Rose Sciaratta admitted it. She almost didn't go.
She wanted to take her daughter to Abbott's on Empire Boulevard Monday after her baby's first swim lesson.
"To be honest, I wasn't sure I had enough money for both of us to get something," Sciaratta said. "And who doesn't love Abbott's?"
They ordered an ice cream sundae to share. But as Rose went to pay, the server surprised her.
"She said, ‘And your ice cream is on the man over there,'” Sciaratta said. "And she pointed. And he was sitting in his car."
The man had arrived just after dinner. He put his debit card on the counter of the custard stand and said he'd pay for all the orders that night.
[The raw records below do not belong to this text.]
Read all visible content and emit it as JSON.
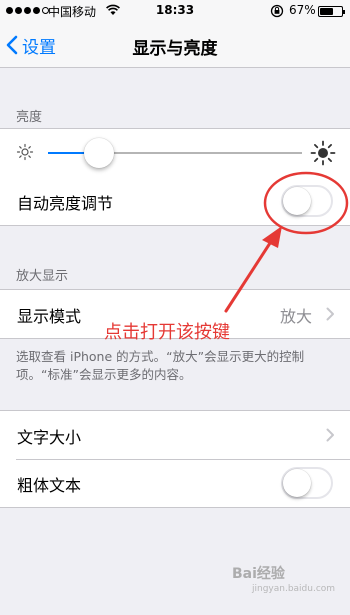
{
  "status_bar": {
    "carrier": "中国移动",
    "time": "18:33",
    "battery": "67%",
    "battery_level": 0.67,
    "signal_icon": "signal-dots-icon",
    "wifi_icon": "wifi-icon",
    "lock_icon": "rotation-lock-icon"
  },
  "nav": {
    "back_label": "设置",
    "title": "显示与亮度"
  },
  "brightness": {
    "header": "亮度",
    "level": 0.2,
    "auto_label": "自动亮度调节",
    "auto_on": false
  },
  "zoom": {
    "header": "放大显示",
    "mode_label": "显示模式",
    "mode_value": "放大",
    "note": "选取查看 iPhone 的方式。“放大”会显示更大的控制项。“标准”会显示更多的内容。"
  },
  "text": {
    "size_label": "文字大小",
    "bold_label": "粗体文本",
    "bold_on": false
  },
  "annotation": {
    "text": "点击打开该按键",
    "color": "#e53935"
  },
  "colors": {
    "accent": "#007aff",
    "background": "#efeff4"
  },
  "watermark": {
    "brand": "Bai经验",
    "sub": "jingyan.baidu.com"
  }
}
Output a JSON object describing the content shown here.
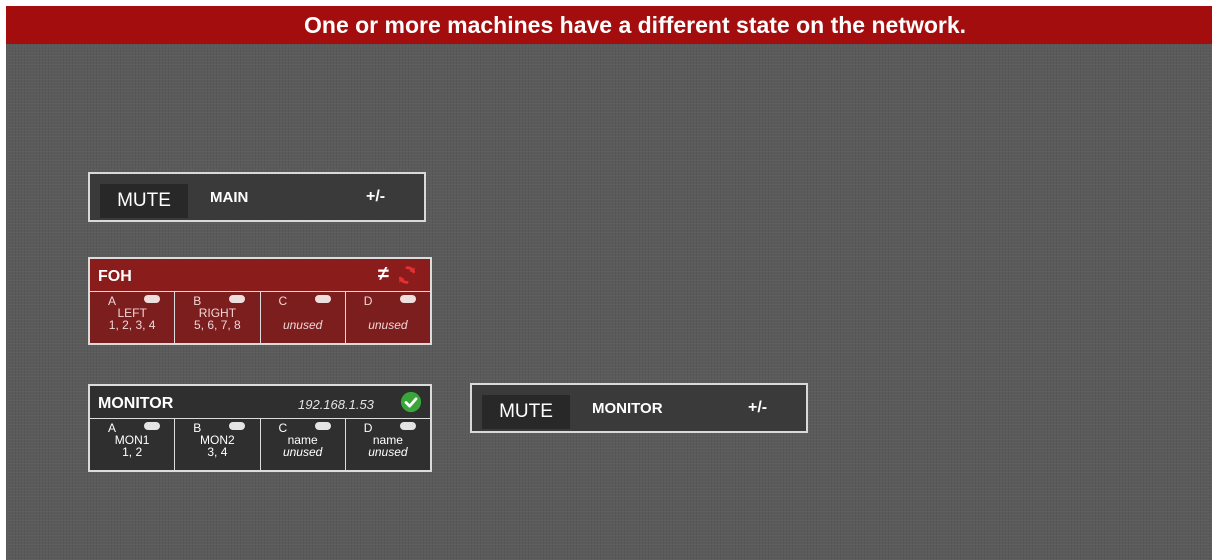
{
  "banner": {
    "message": "One or more machines have a different state on the network."
  },
  "faders": [
    {
      "mute_label": "MUTE",
      "name": "MAIN",
      "adjust_label": "+/-"
    },
    {
      "mute_label": "MUTE",
      "name": "MONITOR",
      "adjust_label": "+/-"
    }
  ],
  "machines": [
    {
      "name": "FOH",
      "status_symbol": "≠",
      "status_icon": "sync-icon",
      "status_color": "#e53030",
      "outputs": [
        {
          "letter": "A",
          "label": "LEFT",
          "channels": "1, 2, 3, 4"
        },
        {
          "letter": "B",
          "label": "RIGHT",
          "channels": "5, 6, 7, 8"
        },
        {
          "letter": "C",
          "label": "",
          "channels": "unused"
        },
        {
          "letter": "D",
          "label": "",
          "channels": "unused"
        }
      ]
    },
    {
      "name": "MONITOR",
      "ip": "192.168.1.53",
      "status_icon": "check-icon",
      "status_color": "#3aa63a",
      "outputs": [
        {
          "letter": "A",
          "label": "MON1",
          "channels": "1, 2"
        },
        {
          "letter": "B",
          "label": "MON2",
          "channels": "3, 4"
        },
        {
          "letter": "C",
          "label": "name",
          "channels": "unused"
        },
        {
          "letter": "D",
          "label": "name",
          "channels": "unused"
        }
      ]
    }
  ],
  "colors": {
    "banner": "#a30d0d",
    "background": "#5b5b5b",
    "foh_card": "#8a1c1c",
    "monitor_card": "#2f2f2f"
  }
}
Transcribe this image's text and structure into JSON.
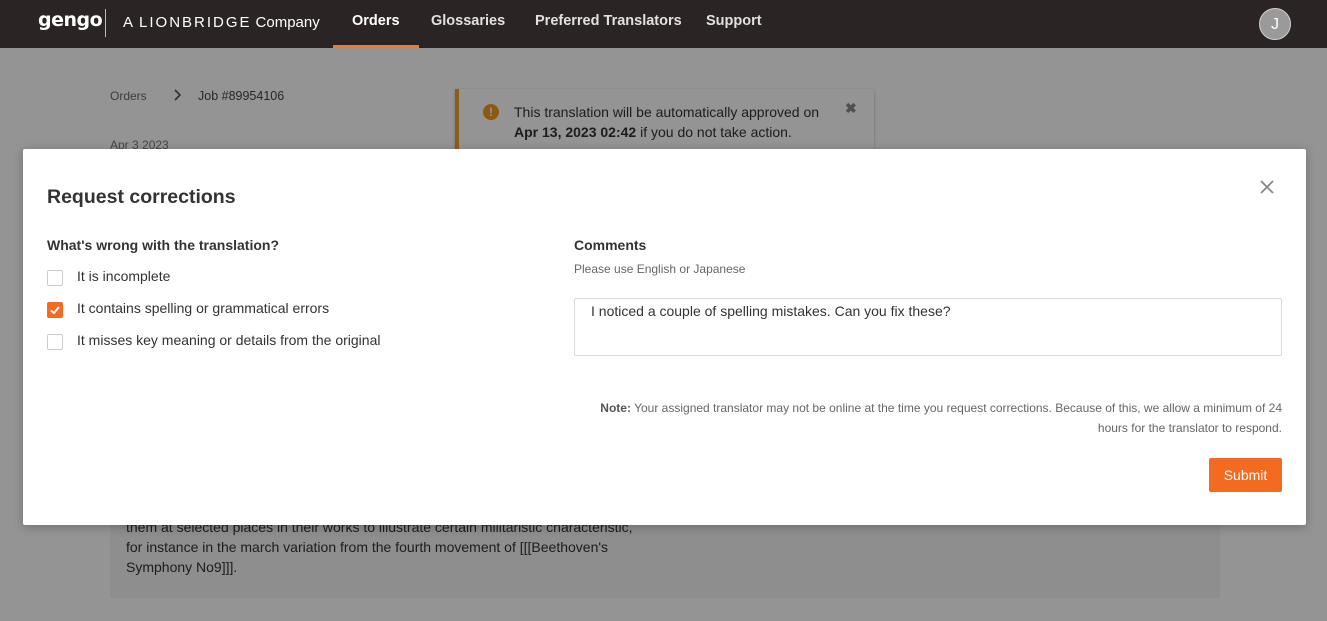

"I went up to him after we got the ice cream and I said, ‘Oh, thank you, blah, blah, blah.’ And he waved, and he said ‘God bless,'" Sciaratta said.
The man would do so for most of the rest of the evening, just sitting in his car by the corner of the ice cream drive-in. By the time he settled up, he'd purchased $466 of custard and treats. That included a couple of cones for Tricia Hussar of Webster.
"Well, it was a random act of kindness," Hussar said. "And maybe we should all do this a little bit more."
"We were just eating our ice cream at the bench and we were looking around and people were just smiling at us. It definitely just brought a sense of pure joy," Sciaratta said.
Joy was what the man told Abbott's management he hoped to offer. He said he wanted "to pay it forward." He did not want to be identified; didn't want publicity. Neither did the manager of the custard stand, who asked Spectrum News not speak with staff as a way to honor the gesture.
Ron Kampff of Webster smiled as he watched his two grandchildren gobble up ice cream at the stand and considered what the man had done.
"You hear a lot of bad in this world," Kampff said. "And then someone plops a debit card on the table and buys ice cream for everyone. It's wonderful."